9. Мальчик родился лицом в бабушку.
Юра все ещё прохаживался вокруг стола с поднятым кверху пальцем, обсуждая квартирную проблему. Стол покрыт плюшевой скатертью, – трофей отца с войны. В хрустальной вазе гладиолусы из шёлка, – мать каждый раз снимала с них кисточкою пыль.
Перед зеркальными дверцами трюмо стояли кролик с морковкой и сова из фосфора – диковина приобретенная Юриной матерью ещё давно на курорте. В центре трюмо поднимала ножку балерина. Створки зеркала привязаны за гвоздик к стене, чтобы не задеть скульптурки.
Из одной двери в другую ходила мать Юры, прислушиваясь к разговору сына. За три года родства она как бы ещё не решалась выбрать для сына подругу жизни. Прошла мимо невестки, сидевшей на диване рядом с её мужем Аристархом Ивановичем, и подвинула у них под ногами малиновую дорожку:
– Сиди. Тут замету, а то грязь в дом понатаскали.
– Давайте вымою полы, – предложила Вера.
– У меня полы всегда чистые. Мы народ простой, хоть и не рабочий, но на диванах без надобности не отдыхаем.
Вера пересела на стул.
Ни о чём не договорившись с женой насчет квартирных дел, Юра пошёл мыться. После душа вытянулся на раскладушке, покрытой крахмальной простыней с кружевным подзором.
Серафима Яковлевна, медицинский работник в детском санатории, надела очки, пригляделась к ногам сына, взяла настольную лампу, ножницы…
– Ма, что ты со мной хочешь делать? – брыкался Юра.
– Лежи смирно, неслух. Сам хорошо не обработаешь.
– Ой, щекотно ведь!
– Жены теперь такие, не очень-то и последят за внешним обликом супруга.
– Ну почему же? – …Однако ничего убедительного Вера сказать не смогла.
– Мы сына обучаем в художники не для того, чтобы он забывать нас стал. Вот приезжай после института жить у нас и зарабатывай с мужем на квартиру!

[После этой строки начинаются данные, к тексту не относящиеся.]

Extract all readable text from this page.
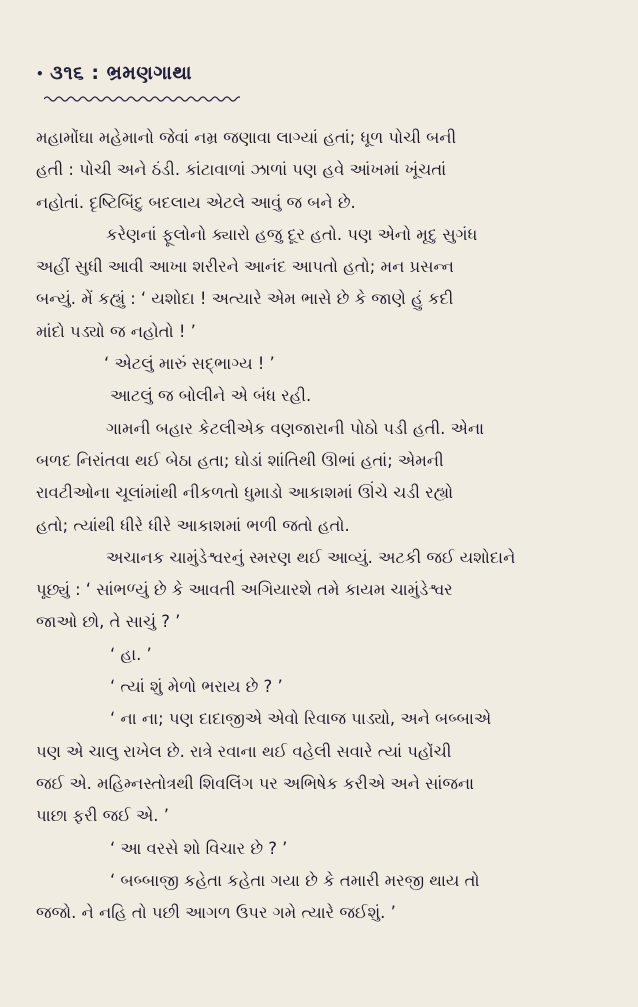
• ૩૧૬ : ભ્રમણગાથા

મહામોંઘા મહેમાનો જેવાં નમ્ર જણાવા લાગ્યાં હતાં; ધૂળ પોચી બની

હતી : પોચી અને ઠંડી. કાંટાવાળાં ઝાળાં પણ હવે આંખમાં ખૂંચતાં

નહોતાં. દૃષ્ટિબિંદુ બદલાય એટલે આવું જ બને છે.

કરેણનાં ફૂલોનો ક્યારો હજુ દૂર હતો. પણ એનો મૃદુ સુગંધ

અહીં સુધી આવી આખા શરીરને આનંદ આપતો હતો; મન પ્રસન્ન

બન્યું. મેં કહ્યું : ‘ યશોદા ! અત્યારે એમ ભાસે છે કે જાણે હું કદી

માંદો પડ્યો જ નહોતો ! ’

‘ એટલું મારું સદ્ભાગ્ય ! ’

આટલું જ બોલીને એ બંધ રહી.

ગામની બહાર કેટલીએક વણજારાની પોઠો પડી હતી. એના

બળદ નિરાંતવા થઈ બેઠા હતા; ઘોડાં શાંતિથી ઊભાં હતાં; એમની

રાવટીઓના ચૂલાંમાંથી નીકળતો ધુમાડો આકાશમાં ઊંચે ચડી રહ્યો

હતો; ત્યાંથી ધીરે ધીરે આકાશમાં ભળી જતો હતો.

અચાનક ચામુંડેશ્વરનું સ્મરણ થઈ આવ્યું. અટકી જઈ યશોદાને

પૂછ્યું : ‘ સાંભળ્યું છે કે આવતી અગિયારશે તમે કાયમ ચામુંડેશ્વર

જાઓ છો, તે સાચું ? ’

‘ હા. ’

‘ ત્યાં શું મેળો ભરાય છે ? ’

‘ ના ના; પણ દાદાજીએ એવો રિવાજ પાડ્યો, અને બબ્બાએ

પણ એ ચાલુ રાખેલ છે. રાત્રે રવાના થઈ વહેલી સવારે ત્યાં પહોંચી

જઈ એ. મહિમ્નસ્તોત્રથી શિવલિંગ પર અભિષેક કરીએ અને સાંજના

પાછા ફરી જઈ એ. ’

‘ આ વરસે શો વિચાર છે ? ’

‘ બબ્બાજી કહેતા કહેતા ગયા છે કે તમારી મરજી થાય તો

જજો. ને નહિ તો પછી આગળ ઉપર ગમે ત્યારે જઈશું. ’
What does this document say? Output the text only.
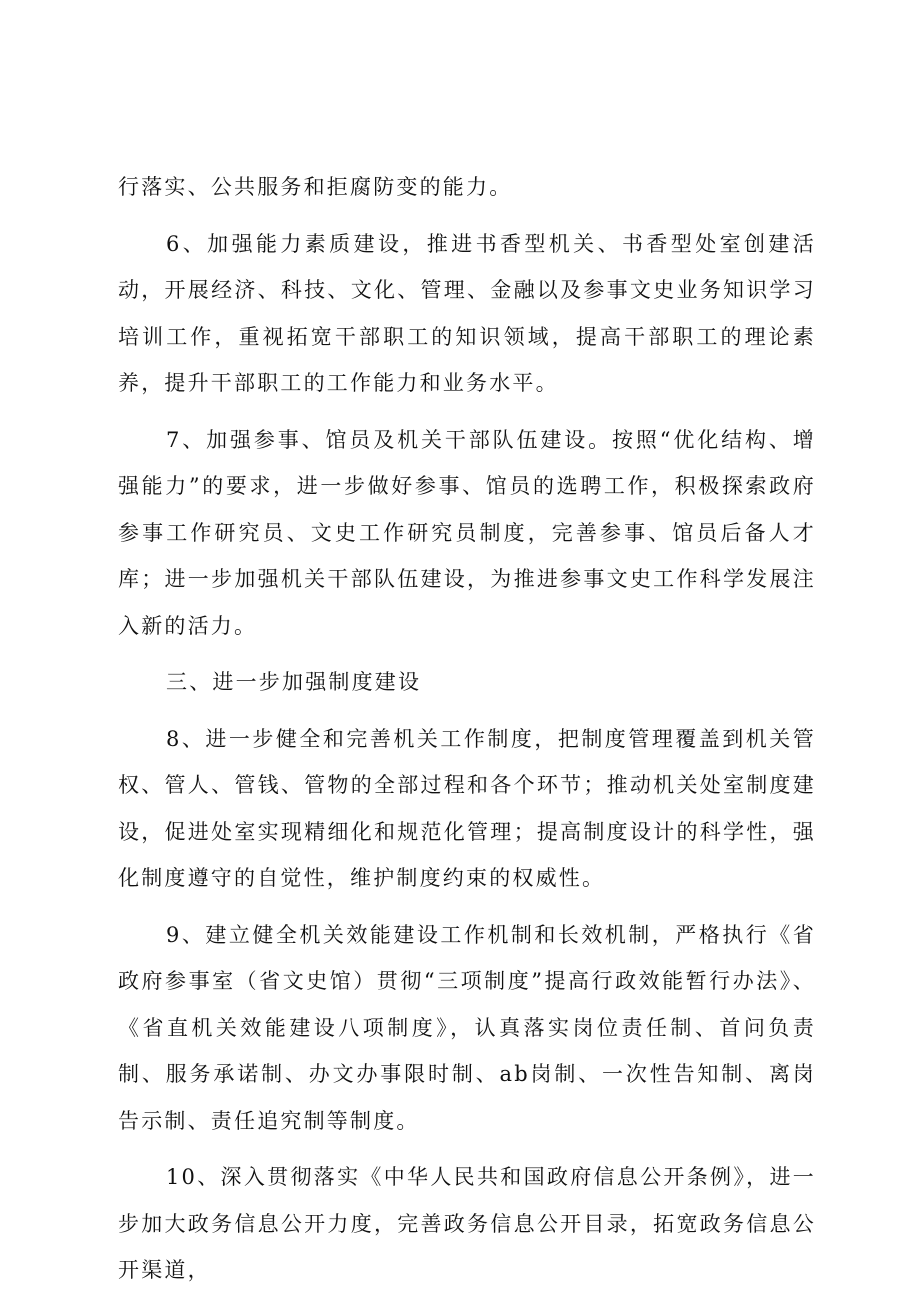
行落实、公共服务和拒腐防变的能力。

6、加强能力素质建设，推进书香型机关、书香型处室创建活动，开展经济、科技、文化、管理、金融以及参事文史业务知识学习培训工作，重视拓宽干部职工的知识领域，提高干部职工的理论素养，提升干部职工的工作能力和业务水平。

7、加强参事、馆员及机关干部队伍建设。按照“优化结构、增强能力”的要求，进一步做好参事、馆员的选聘工作，积极探索政府参事工作研究员、文史工作研究员制度，完善参事、馆员后备人才库；进一步加强机关干部队伍建设，为推进参事文史工作科学发展注入新的活力。

三、进一步加强制度建设

8、进一步健全和完善机关工作制度，把制度管理覆盖到机关管权、管人、管钱、管物的全部过程和各个环节；推动机关处室制度建设，促进处室实现精细化和规范化管理；提高制度设计的科学性，强化制度遵守的自觉性，维护制度约束的权威性。

9、建立健全机关效能建设工作机制和长效机制，严格执行《省政府参事室（省文史馆）贯彻“三项制度”提高行政效能暂行办法》、《省直机关效能建设八项制度》，认真落实岗位责任制、首问负责制、服务承诺制、办文办事限时制、ab岗制、一次性告知制、离岗告示制、责任追究制等制度。

10、深入贯彻落实《中华人民共和国政府信息公开条例》，进一步加大政务信息公开力度，完善政务信息公开目录，拓宽政务信息公开渠道，
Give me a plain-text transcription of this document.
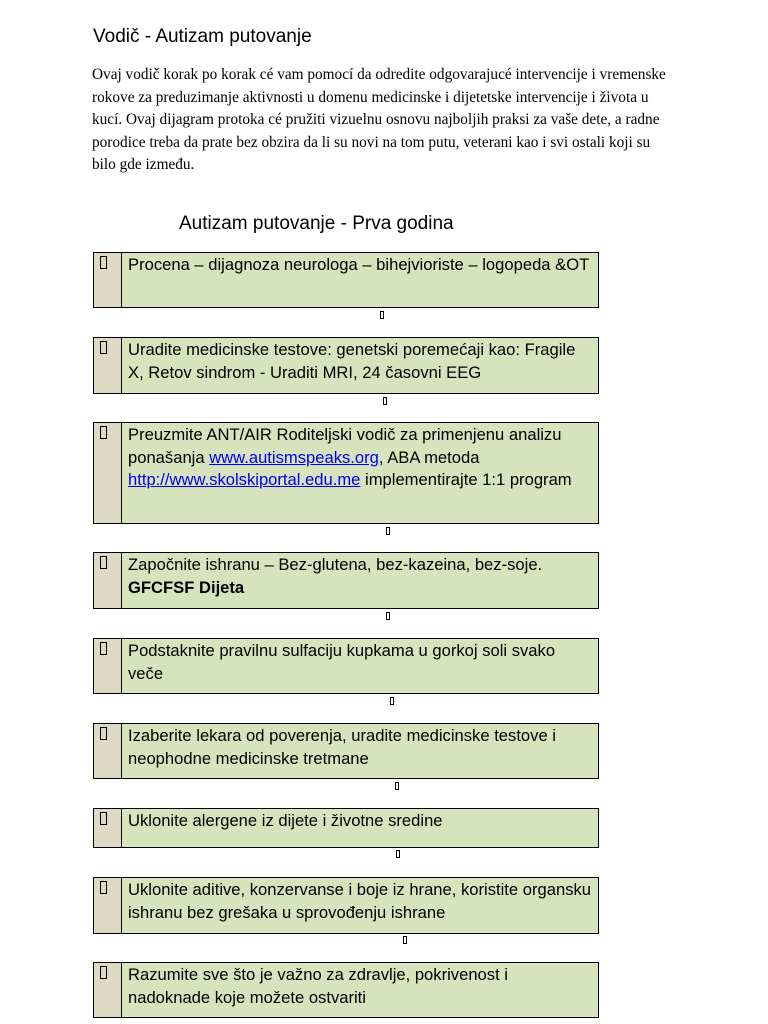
Vodič - Autizam putovanje
Ovaj vodič korak po korak cé vam pomocí da odredite odgovarajucé intervencije i vremenske rokove za preduzimanje aktivnosti u domenu medicinske i dijetetske intervencije i života u kucí. Ovaj dijagram protoka cé pružiti vizuelnu osnovu najboljih praksi za vaše dete, a radne porodice treba da prate bez obzira da li su novi na tom putu, veterani kao i svi ostali koji su bilo gde između.
Autizam putovanje - Prva godina
Procena – dijagnoza neurologa – bihejvioriste – logopeda &OT
Uradite medicinske testove: genetski poremećaji kao: Fragile X, Retov sindrom - Uraditi MRI, 24 časovni EEG
Preuzmite ANT/AIR Roditeljski vodič za primenjenu analizu ponašanja www.autismspeaks.org, ABA metoda http://www.skolskiportal.edu.me implementirajte 1:1 program
Započnite ishranu – Bez-glutena, bez-kazeina, bez-soje.
GFCFSF Dijeta
Podstaknite pravilnu sulfaciju kupkama u gorkoj soli svako veče
Izaberite lekara od poverenja, uradite medicinske testove i neophodne medicinske tretmane
Uklonite alergene iz dijete i životne sredine
Uklonite aditive, konzervanse i boje iz hrane, koristite organsku ishranu bez grešaka u sprovođenju ishrane
Razumite sve što je važno za zdravlje, pokrivenost i nadoknade koje možete ostvariti
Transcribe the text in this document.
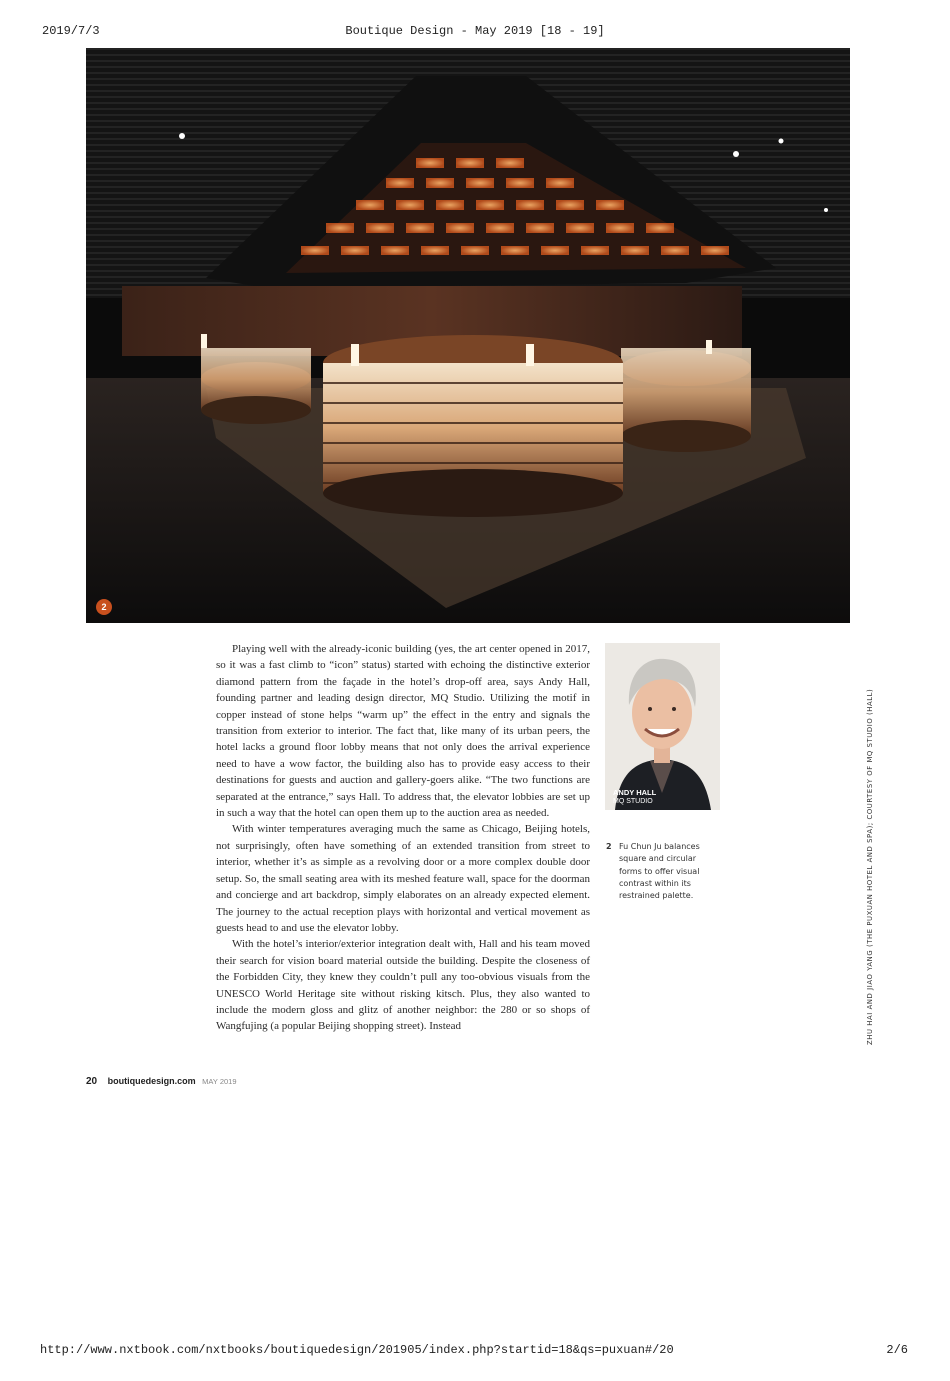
2019/7/3	Boutique Design - May 2019 [18 - 19]
2

Playing well with the already-iconic building (yes, the art center opened in 2017, so it was a fast climb to “icon” status) started with echoing the distinctive exterior diamond pattern from the façade in the hotel’s drop-off area, says Andy Hall, founding partner and leading design director, MQ Studio. Utilizing the motif in copper instead of stone helps “warm up” the effect in the entry and signals the transition from exterior to interior. The fact that, like many of its urban peers, the hotel lacks a ground floor lobby means that not only does the arrival experience need to have a wow factor, the building also has to provide easy access to their destinations for guests and auction and gallery-goers alike. “The two functions are separated at the entrance,” says Hall. To address that, the elevator lobbies are set up in such a way that the hotel can open them up to the auction area as needed.

With winter temperatures averaging much the same as Chicago, Beijing hotels, not surprisingly, often have something of an extended transition from street to interior, whether it’s as simple as a revolving door or a more complex double door setup. So, the small seating area with its meshed feature wall, space for the doorman and concierge and art backdrop, simply elaborates on an already expected element. The journey to the actual reception plays with horizontal and vertical movement as guests head to and use the elevator lobby.

With the hotel’s interior/exterior integration dealt with, Hall and his team moved their search for vision board material outside the building. Despite the closeness of the Forbidden City, they knew they couldn’t pull any too-obvious visuals from the UNESCO World Heritage site without risking kitsch. Plus, they also wanted to include the modern gloss and glitz of another neighbor: the 280 or so shops of Wangfujing (a popular Beijing shopping street). Instead

ANDY HALL
MQ STUDIO
2 Fu Chun Ju balances square and circular forms to offer visual contrast within its restrained palette.	ZHU HAI AND JIAO YANG (THE PUXUAN HOTEL AND SPA); COURTESY OF MQ STUDIO (HALL)
20 boutiquedesign.com MAY 2019
http://www.nxtbook.com/nxtbooks/boutiquedesign/201905/index.php?startid=18&qs=puxuan#/20	2/6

Вера помалкивала. Состояние прислушивания опять впилось Серафиме Яковлевне иголками под сердце.
Сима, как они называли её с Юрой, вообще обладала магическим свойством слышать сквозь стены, сквозь телефонную трубку. Но, прислушиваясь, не подслушивала, просто разумела. Пошла на кухню и, прикрыв двери, стала что-то выговоривать мужу спокойно и обстоятельно.
Иван Аристархович, уяснив, вернулся в комнату и подошёл к своему шкафу.
Его шкаф с книгами был как дом в доме, в котором всё убрал и расставил по своему вкусу. Вымыв руки, входил в него один, хотя и не держал шкаф на запоре. Расхаживал в своем «имении» не спеша, по знакомой анфиладе комнат: Гончаров, Толстой, Чехов. И, притворив дверцы, выходил с книжкой в дом другой, где дышалось не так просторно. Но за всю жизнь Иван Аристархович не допустил такой пропащей мысли, что тут ему и в поступках тесновато, и стесненно думать.